Ma Hetzel vigilava affinché i lettori della sua rivista “Magasin d’Education et de Récréation” non fossero scioccati da un epilogo troppo brutale. E lo scrittore si piegò a questa esigenza: Al posto del combattimento aereo, metterò un salvataggio, e Robur rivolgerà alla folla entusiasta le parole che gli mettete in bocca. Questo darà nuova luce al nostro Robur, un salvataggio vale dieci volte un attacco, lo riconosco volentieri. Per nostra fortuna, Verne seppe resistere alla suggestione di trasformare il capitolo successivo in un perfetto “happy end”: “nessuna banalità; nessuna aeronave in azione” (probabilmente si trattava di un’impresa simile alla Società di comunicazioni interstellari di cui si parlava nelle ultime battute di Intorno alla Luna). E in un’altra lettera, Verne spiega le ragioni di questo rifiuto: Robur è troppo avanti per il suo secolo. Abbiamo già visto quanto fosse avanzato il maestoso “Albatros”.

L’apparecchio volante di Robur non è il primo a portare questo nome nella letteratura di anticipazione.
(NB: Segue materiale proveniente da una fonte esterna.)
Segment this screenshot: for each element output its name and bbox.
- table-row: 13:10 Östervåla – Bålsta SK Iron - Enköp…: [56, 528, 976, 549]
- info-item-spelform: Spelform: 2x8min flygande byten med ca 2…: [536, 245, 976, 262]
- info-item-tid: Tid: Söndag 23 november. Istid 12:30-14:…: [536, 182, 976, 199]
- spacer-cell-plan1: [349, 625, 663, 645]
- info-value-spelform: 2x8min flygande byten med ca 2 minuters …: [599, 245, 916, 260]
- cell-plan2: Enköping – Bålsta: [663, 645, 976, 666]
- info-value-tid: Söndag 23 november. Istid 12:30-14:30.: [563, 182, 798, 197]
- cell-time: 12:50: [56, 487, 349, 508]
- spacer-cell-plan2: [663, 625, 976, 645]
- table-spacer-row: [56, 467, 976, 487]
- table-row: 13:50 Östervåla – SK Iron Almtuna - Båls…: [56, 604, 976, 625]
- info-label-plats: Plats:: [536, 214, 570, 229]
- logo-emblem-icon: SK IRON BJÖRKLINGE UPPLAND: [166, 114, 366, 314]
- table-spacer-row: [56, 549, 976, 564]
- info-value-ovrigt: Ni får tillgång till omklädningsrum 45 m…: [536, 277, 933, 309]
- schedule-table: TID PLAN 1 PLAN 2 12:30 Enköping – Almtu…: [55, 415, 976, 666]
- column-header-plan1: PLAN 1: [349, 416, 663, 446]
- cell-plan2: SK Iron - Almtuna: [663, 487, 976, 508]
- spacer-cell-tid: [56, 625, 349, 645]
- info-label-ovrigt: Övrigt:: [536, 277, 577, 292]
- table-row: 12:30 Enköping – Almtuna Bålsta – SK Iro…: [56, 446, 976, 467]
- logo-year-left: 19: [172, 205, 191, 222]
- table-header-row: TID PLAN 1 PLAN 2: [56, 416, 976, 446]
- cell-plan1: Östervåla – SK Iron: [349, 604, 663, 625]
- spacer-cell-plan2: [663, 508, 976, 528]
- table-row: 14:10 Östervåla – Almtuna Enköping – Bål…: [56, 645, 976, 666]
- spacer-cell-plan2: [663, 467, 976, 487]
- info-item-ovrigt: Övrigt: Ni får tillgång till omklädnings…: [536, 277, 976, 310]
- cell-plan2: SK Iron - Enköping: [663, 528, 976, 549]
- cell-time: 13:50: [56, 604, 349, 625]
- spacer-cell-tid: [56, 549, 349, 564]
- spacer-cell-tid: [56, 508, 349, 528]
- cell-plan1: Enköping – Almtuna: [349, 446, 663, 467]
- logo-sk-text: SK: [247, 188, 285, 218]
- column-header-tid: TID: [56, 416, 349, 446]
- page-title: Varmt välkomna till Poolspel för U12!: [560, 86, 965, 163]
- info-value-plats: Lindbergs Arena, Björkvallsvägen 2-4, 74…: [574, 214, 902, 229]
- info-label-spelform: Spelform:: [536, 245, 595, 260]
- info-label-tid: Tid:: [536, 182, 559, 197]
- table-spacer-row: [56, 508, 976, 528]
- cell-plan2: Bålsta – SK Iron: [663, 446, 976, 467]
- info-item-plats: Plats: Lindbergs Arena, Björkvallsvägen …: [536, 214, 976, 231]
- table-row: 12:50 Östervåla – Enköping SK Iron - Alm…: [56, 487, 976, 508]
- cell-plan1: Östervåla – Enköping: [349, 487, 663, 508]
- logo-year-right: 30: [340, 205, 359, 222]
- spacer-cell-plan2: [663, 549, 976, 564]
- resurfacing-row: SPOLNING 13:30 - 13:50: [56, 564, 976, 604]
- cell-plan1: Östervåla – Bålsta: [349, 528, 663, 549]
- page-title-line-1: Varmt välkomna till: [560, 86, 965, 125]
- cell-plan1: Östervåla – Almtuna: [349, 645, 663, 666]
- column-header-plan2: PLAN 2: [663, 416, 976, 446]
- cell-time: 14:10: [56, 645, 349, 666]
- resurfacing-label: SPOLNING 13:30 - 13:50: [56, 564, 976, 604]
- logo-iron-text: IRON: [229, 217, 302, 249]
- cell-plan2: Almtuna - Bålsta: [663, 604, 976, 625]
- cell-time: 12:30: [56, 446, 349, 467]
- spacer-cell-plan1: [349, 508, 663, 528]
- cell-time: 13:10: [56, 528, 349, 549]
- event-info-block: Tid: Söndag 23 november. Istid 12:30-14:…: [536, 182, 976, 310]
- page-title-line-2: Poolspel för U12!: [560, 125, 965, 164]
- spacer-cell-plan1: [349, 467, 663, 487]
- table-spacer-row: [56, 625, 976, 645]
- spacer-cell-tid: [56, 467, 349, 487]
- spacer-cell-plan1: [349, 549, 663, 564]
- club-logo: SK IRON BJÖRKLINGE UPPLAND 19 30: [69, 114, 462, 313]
Nel 1882, Albert Robida aveva battezzato nello stesso modo l’aereo-yacht del banchiere Raphael Ponto, personaggio del suo romanzo satirico Le vingtième siècle, la cui azione era ambientata nel 1952. È “un delizioso piccolo bastimento aereo, vera e propria bomboniera, arredato con il meglio dell’eleganza e del conforto, e disposto per accogliere una decina di persone, oltre ai tre uomini dell’equipaggio”.